Most methods for protein structure prediction produce a large set of decoy structures, which then are scored in an attempt to find the one that is nearest the native structure. An ideal scoring function would rank the native structure above all decoys. The fitness of a scoring function is often measured by its Z-score, which is the number of standard deviations that the native structure's score lies above the average score of an entire set of decoy structures. One scoring method that considers packing interactions is the Delaunay-based four-body statistical potential. In 3D, the Delaunay tessellation defines vertices, edges, triangles and tetrahedra by a geometric neighbor criterion. Tropsha's lab at UNC describes each residue in a protein by a single point, usually the C_alpha or side-chain centroid, computes the Delaunay, then characterizes tetrahedra by their amino acid content and their primary-structure topology. They examine the statistical properties of tetrahedra in a large set of known structures, and score each kind of tetrahedra by the deviation of its observed frequency from randomness, effectively answering the question what amino acids have a strong preference to be neighbors.

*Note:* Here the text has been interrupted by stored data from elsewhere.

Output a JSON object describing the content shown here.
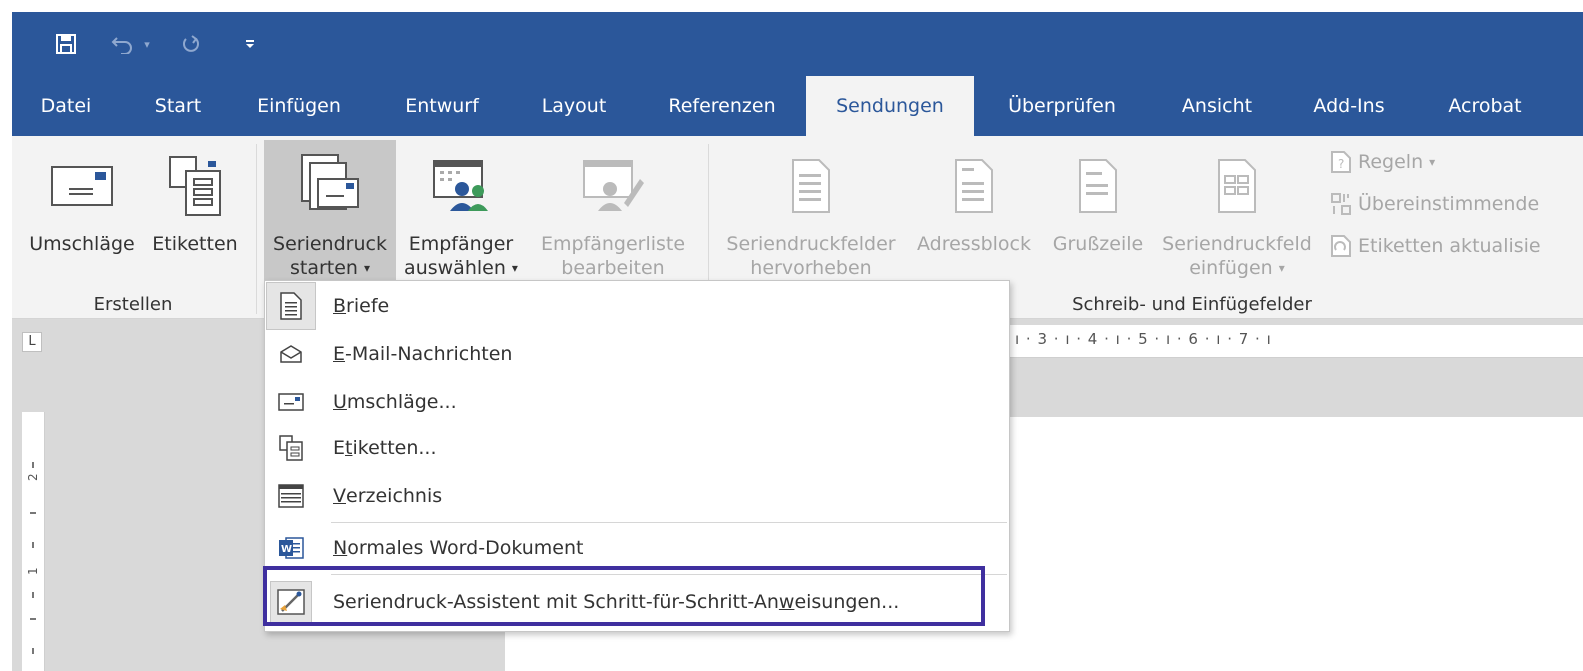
{
  "titlebar": {
    "save_icon": "save-icon",
    "undo_icon": "undo-icon",
    "redo_icon": "redo-icon",
    "customize_icon": "customize-qat-icon"
  },
  "tabs": [
    {
      "label": "Datei"
    },
    {
      "label": "Start"
    },
    {
      "label": "Einfügen"
    },
    {
      "label": "Entwurf"
    },
    {
      "label": "Layout"
    },
    {
      "label": "Referenzen"
    },
    {
      "label": "Sendungen",
      "active": true
    },
    {
      "label": "Überprüfen"
    },
    {
      "label": "Ansicht"
    },
    {
      "label": "Add-Ins"
    },
    {
      "label": "Acrobat"
    }
  ],
  "ribbon": {
    "erstellen": {
      "label": "Erstellen",
      "umschlaege": "Umschläge",
      "etiketten": "Etiketten"
    },
    "seriendruck": {
      "line1": "Seriendruck",
      "line2": "starten"
    },
    "empfaenger": {
      "line1": "Empfänger",
      "line2": "auswählen"
    },
    "empfaengerliste": {
      "line1": "Empfängerliste",
      "line2": "bearbeiten"
    },
    "felder": {
      "label": "Schreib- und Einfügefelder",
      "hervorheben_1": "Seriendruckfelder",
      "hervorheben_2": "hervorheben",
      "adressblock": "Adressblock",
      "grusszeile": "Grußzeile",
      "einfuegen_1": "Seriendruckfeld",
      "einfuegen_2": "einfügen",
      "regeln": "Regeln",
      "uebereinstimmende": "Übereinstimmende",
      "etiketten_aktualisieren": "Etiketten aktualisie"
    }
  },
  "ruler": {
    "tab_selector": "L",
    "h_text": "ı · 3 · ı · 4 · ı · 5 · ı · 6 · ı · 7 · ı"
  },
  "menu": {
    "items": [
      {
        "pre": "",
        "ul": "B",
        "post": "riefe",
        "icon": "letter-icon"
      },
      {
        "pre": "",
        "ul": "E",
        "post": "-Mail-Nachrichten",
        "icon": "email-envelope-icon"
      },
      {
        "pre": "",
        "ul": "U",
        "post": "mschläge...",
        "icon": "envelope-icon"
      },
      {
        "pre": "E",
        "ul": "t",
        "post": "iketten...",
        "icon": "labels-icon"
      },
      {
        "pre": "",
        "ul": "V",
        "post": "erzeichnis",
        "icon": "directory-icon"
      },
      {
        "pre": "",
        "ul": "N",
        "post": "ormales Word-Dokument",
        "icon": "word-document-icon"
      },
      {
        "pre": "Seriendruck-Assistent mit Schritt-für-Schritt-An",
        "ul": "w",
        "post": "eisungen...",
        "icon": "mail-merge-wizard-icon"
      }
    ]
  },
  "colors": {
    "title_bar": "#2b579a",
    "ribbon_bg": "#f3f3f3",
    "highlight_border": "#3f2f9f"
  }
}
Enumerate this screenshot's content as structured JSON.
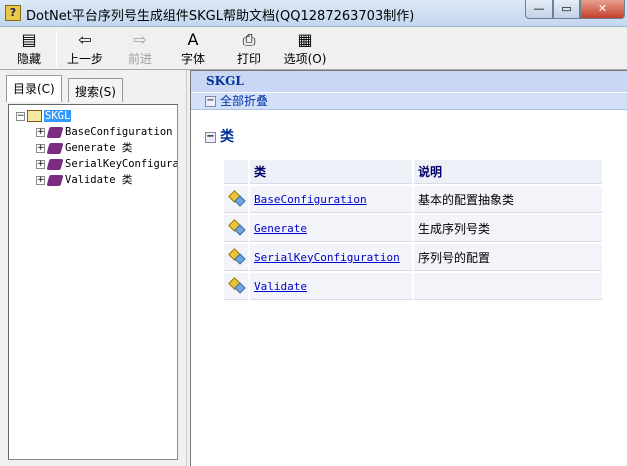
{
  "window": {
    "title": "DotNet平台序列号生成组件SKGL帮助文档(QQ1287263703制作)",
    "minimize": "—",
    "maximize": "▭",
    "close": "✕"
  },
  "toolbar": {
    "hide": "隐藏",
    "back": "上一步",
    "forward": "前进",
    "font": "字体",
    "print": "打印",
    "options": "选项(O)"
  },
  "tabs": {
    "contents": "目录(C)",
    "search": "搜索(S)"
  },
  "tree": {
    "root": "SKGL",
    "items": [
      "BaseConfiguration 类",
      "Generate 类",
      "SerialKeyConfiguration 类",
      "Validate 类"
    ]
  },
  "content": {
    "title": "SKGL",
    "collapse_all": "全部折叠",
    "section": "类",
    "table": {
      "headers": [
        "类",
        "说明"
      ],
      "rows": [
        {
          "name": "BaseConfiguration",
          "desc": "基本的配置抽象类"
        },
        {
          "name": "Generate",
          "desc": "生成序列号类"
        },
        {
          "name": "SerialKeyConfiguration",
          "desc": "序列号的配置"
        },
        {
          "name": "Validate",
          "desc": ""
        }
      ]
    }
  }
}
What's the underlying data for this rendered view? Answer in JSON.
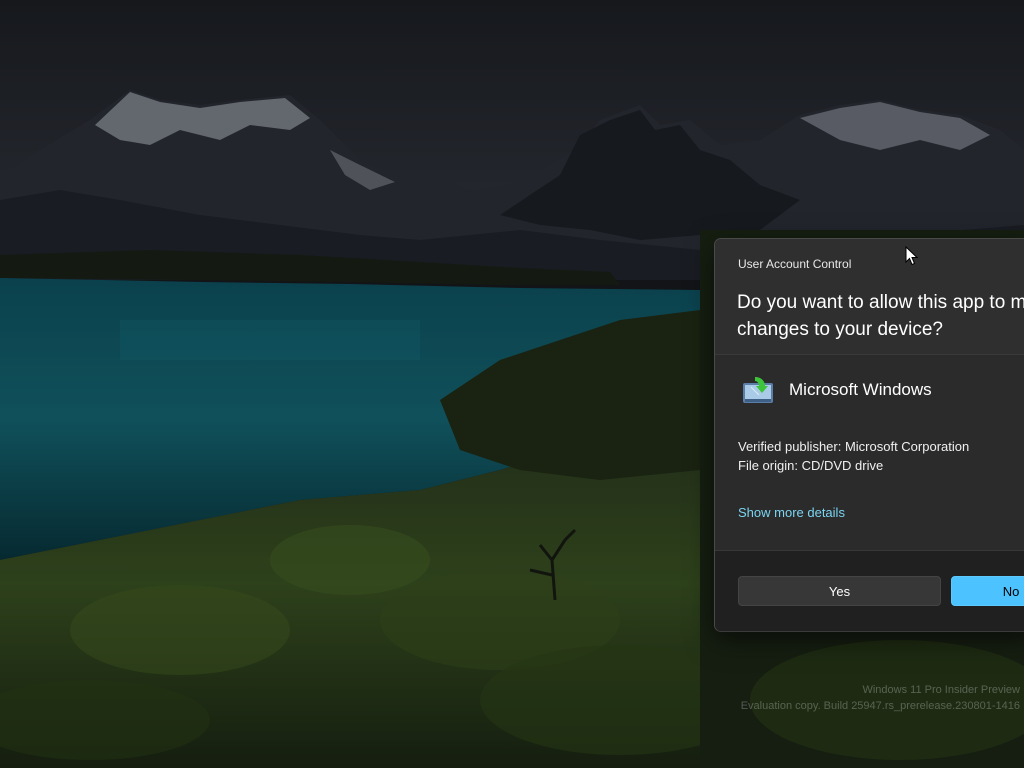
{
  "wallpaper": {
    "sky_color": "#23262c",
    "lake_color": "#0f5462",
    "vegetation_color": "#2c4a1f"
  },
  "watermark": {
    "line1": "Windows 11 Pro Insider Preview",
    "line2": "Evaluation copy. Build 25947.rs_prerelease.230801-1416"
  },
  "uac": {
    "title": "User Account Control",
    "question_line1": "Do you want to allow this app to make",
    "question_line2": "changes to your device?",
    "app_icon": "windows-installer-icon",
    "app_name": "Microsoft Windows",
    "publisher": "Verified publisher: Microsoft Corporation",
    "origin": "File origin: CD/DVD drive",
    "details_link": "Show more details",
    "yes_label": "Yes",
    "no_label": "No",
    "accent_color": "#4cc2ff",
    "link_color": "#7ad4f2"
  },
  "cursor": {
    "icon": "arrow-cursor-icon"
  }
}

Tropsha's lab seeks to expand this potential to capture more of the information in the training set by dividing tetrahedra into finer categories, but this would require a training set larger than the number of available structures with high-resolution and low sequence identity. We investigated an alternate formulation of the Delaunay statistical potentials based on triangles. This enabled him to add a further geometrical description of buriedness using the existing training set. This three-body potential, in tandem with the existing four-body potential, shows a 10% Z-score improvement in decoy discrimination.